Sturmwarnung in der Oper Frankfurt: Mit "Martinshorn"-Quarten und chromatisch brausendem Auf und Ab eröffnet Richard Wagner das Drama um den "Fliegenden Holländer" – und schon in der Ouvertüre sorgt das wunderbar präzise Frankfurter Opernorchester unter Dirigent Bertrand de Billy für klare Sicht. Zuverlässige Weggefährten – auch für den Holländer, der in Frankfurt durch Patrick Bannwarts imposantes Bühnenbild angekündigt wird: Eine riesige, drehende Schiffsschraube durchbricht die Nebelschwaden über der nachtschwarzen Bühne.

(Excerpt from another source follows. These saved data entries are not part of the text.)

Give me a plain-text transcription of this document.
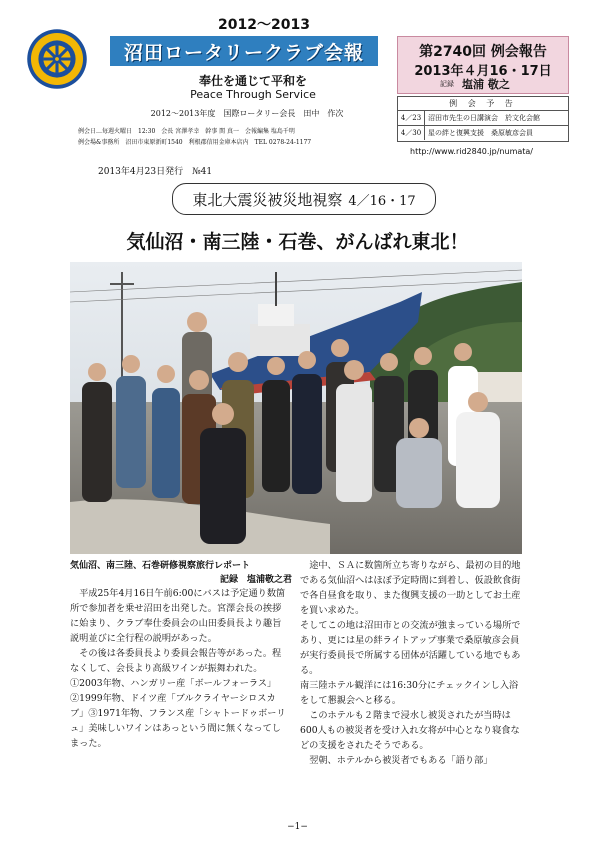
2012〜2013
沼田ロータリークラブ会報
奉仕を通じて平和を
Peace Through Service
2012〜2013年度　国際ロータリー会長　田中　作次
例会日…毎週火曜日　12:30　会長 宮澤孝幸　幹事 関 真一　会報編集 塩島千明
例会場&事務所　沼田市東原新町1540　利根郡信用金庫本店内　TEL 0278-24-1177
第2740回 例会報告
2013年４月16・17日
記録 塩浦 敬之
例 会 予 告
4／23 沼田市先生の日講演会　於文化会館
4／30 星の絆と復興支援　桑原敏彦会員
http://www.rid2840.jp/numata/
2013年4月23日発行　№41
東北大震災被災地視察 4／16・17
気仙沼・南三陸・石巻、がんばれ東北！
気仙沼、南三陸、石巻研修視察旅行レポート
記録　塩浦敬之君

平成25年4月16日午前6:00にバスは予定通り数箇所で参加者を乗せ沼田を出発した。宮澤会長の挨拶に始まり、クラブ奉仕委員会の山田委員長より趣旨説明並びに全行程の説明があった。

その後は各委員長より委員会報告等があった。程なくして、会長より高級ワインが振舞われた。①2003年物、ハンガリー産「ボールフォーラス」②1999年物、ドイツ産「ブルクライヤーシロスカブ」③1971年物、フランス産「シャトードゥボーリュ」美味しいワインはあっという間に無くなってしまった。

途中、ＳＡに数箇所立ち寄りながら、最初の目的地である気仙沼へはほぼ予定時間に到着し、仮設飲食街で各自昼食を取り、また復興支援の一助としてお土産を買い求めた。

そしてこの地は沼田市との交流が強まっている場所であり、更には星の絆ライトアップ事業で桑原敏彦会員が実行委員長で所属する団体が活躍している地でもある。

南三陸ホテル観洋には16:30分にチェックインし入浴をして懇親会へと移る。

このホテルも２階まで浸水し被災されたが当時は600人もの被災者を受け入れ女将が中心となり寝食などの支援をされたそうである。

翌朝、ホテルから被災者でもある「語り部」

−1−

"Der fliegende Holländer" Oper Frankfurt | Bildquelle: Barbara Aumüller

Bildquelle: Barbara Aumüller

Der Bayreuth-erprobte Wolfgang Koch singt den verfluchten Holländer im langen schwarzen Seemannsmantel – und wird begleitet von einer bleichgesichtigen Rocker-Truppe, die auf Motorrädern an Land rollt: Mehr "Hells Angels" als "Easy Rider". Ein bisschen Parodie hat Regisseur David Bösch da im Sinn – in Anlehnung an die literarische Vorlage, auf der Wagners Oper fußt: Heinrich Heine lässt die Holländer-Fabel 1834 in seinen "Memoiren des Herren von Schnabelewopski" erzählen, mit ironischem Augenzwinkern. Wagner macht aus Spaß allerdings Ernst – was David Bösch in Frankfurt dann letztlich auch tut: Die weiß beschleierten Totenköpfe, die seine motorisierten Höllen-Engel auf Kreuze in Bierkästen gesteckt haben, lassen nichts Gutes ahnen – zumal die Bierkästen auch noch die Aufschrift "Lost" tragen.

Bilder von der Premiere

Strandbar-Ruinen und Strommasten

Verloren sind hier letztlich alle - auch die Männer des Seefahrers Daland, die die Kästen zuvor zurückgelassen haben: Gier, Alkohol, Gewalt und sexuelle Übergriffe bestimmen ihren Alltag. Ausbaden dürfen das die Frauen, die in Frankfurt zwischen desolaten Strandbar-Ruinen und Strommasten hausen. Kein Wunder, dass sich Dalands Tochter Senta aus dieser Misere nur allzu gern hinausträumt – in ein Leben mit einer Sagen-Figur, natürlich der des "Fliegenden Holländers".

Jäger auf dem Moped

Erika Sunnegårdh berührt als Senta – bei ihr eine verschubste Blonde im Blümchen-Kleid, die Bilder des Holländers unter den Arm geklemmt. Als das Idol dann leibhaftig vor ihr steht, knickt sie erst verschüchtert ein, um sich schließlich doch von ihm den Schleier aufstecken zu lassen, der hier allerdings ein schwarzer Schleier ist. Zu Tode betrübt ist dann auch Sentas eigentlicher Verlobter: Jäger Erik, der mit Jagdmesser und Gewehr auf einem Moped hereinrollen muss – was an dieser Stelle dann doch reichlich albern ist.

Plausible Bilder

Schönsänger Daniel Behle überzeugt als Erik: Ein Sensibelchen und Möchtegern-Macho in Jeansweste und mit Fetthaaren, der seine Senta erst mit Kniefall und Ring zu gewinnen versucht – bevor er doch noch grob wird. Das Gerangel missversteht wiederum der Holländer - Sentas Treueschwüre nützen da nichts. Mit einem Feuerzeug will sie sich am Ende selbst anzünden – statt dessen geht die Schiffsschraube des Holländers in Flammen auf. David Bösch beruft sich auf Wagners Uraufführungsfassung von 1843, in der es keine finale Erlösung gibt. Packend, mit überwiegend plausiblen Bildern erzählt Bösch in Frankfurt diese Dystopie, in der letztlich alle verflucht sind: Die tot Lebenden ebenso wie die lebenden Toten.